Friday, February 09, 2007

Banville on Amis

In December, I used the occasion of Daniel Soar's extremely negative review of Martin Amis' new novel, House of Meetings, to write a little about how and why I've drifted away from Amis in recent years. On balance, Soar's review appears to be the exception to the rule. The new issue of The New York Review of Books features another positive review, this one from John Banville (just to be gratuitous, here again is his famous pan of Ian McEwan's Saturday, which I've linked to more than once). I still don't expect to read the novel any time soon, but Banville is one of my favorite writers, and his review is very interesting and has definitely increased the likelihood that I'll read it at all (link by way of Jenny Davidson). Banville's conclusion:
House of Meetings is a rich mixture, all the richer for being so determinedly compressed.
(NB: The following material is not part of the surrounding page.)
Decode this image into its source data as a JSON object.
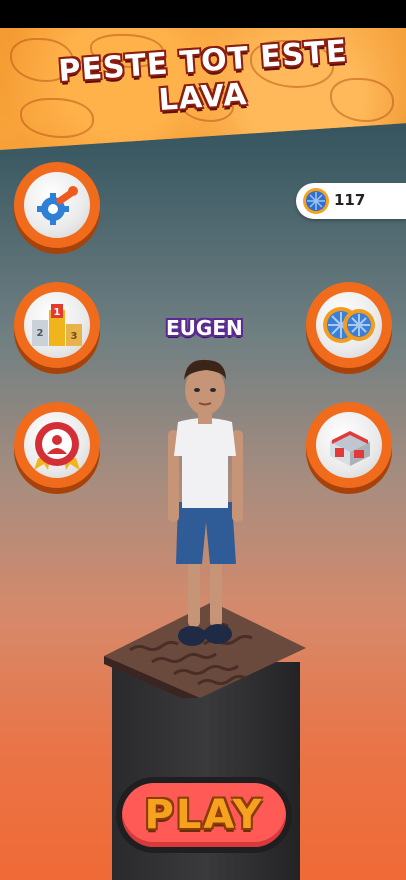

In fewer than 250 taut but wonderfully allusive, powerful pages Amis has painted an impressively broad canvas, and achieved a telling depth of perspective. The first-person voice here possesses an authority that is new in Amis's work. It is as if in all of his books he has been preparing for this one. In his depiction of a nation stumbling, terrified and terrifying, through rivers of its own, self-spilt blood, he delivers a judgment upon a time—our time— the spectacle of which, if it had been but glimpsed by the great figures of the Enlightenment on whose reasonings and hopes the modern world is founded, would have struck them silent with horror. Stalin and Stalin's Russia have provided Martin Amis with a subject worthy of his vision of a world which, as Joseph de Maistre has it, is "nothing but an immense altar on which every living thing must be immolated without end, without restraint, without respite, until the consummation of the world, until the extinction of evil, until the death of death," and in which, in the cruelest of Wildean ironies, the victims of tyranny survive to become tyrants in their turn, destroying even those whom they love most dearly. It is a bleak vision, assuredly, yet as always in the case of a true work of art, our encounter with Amis's dystopia is ultimately invigorating.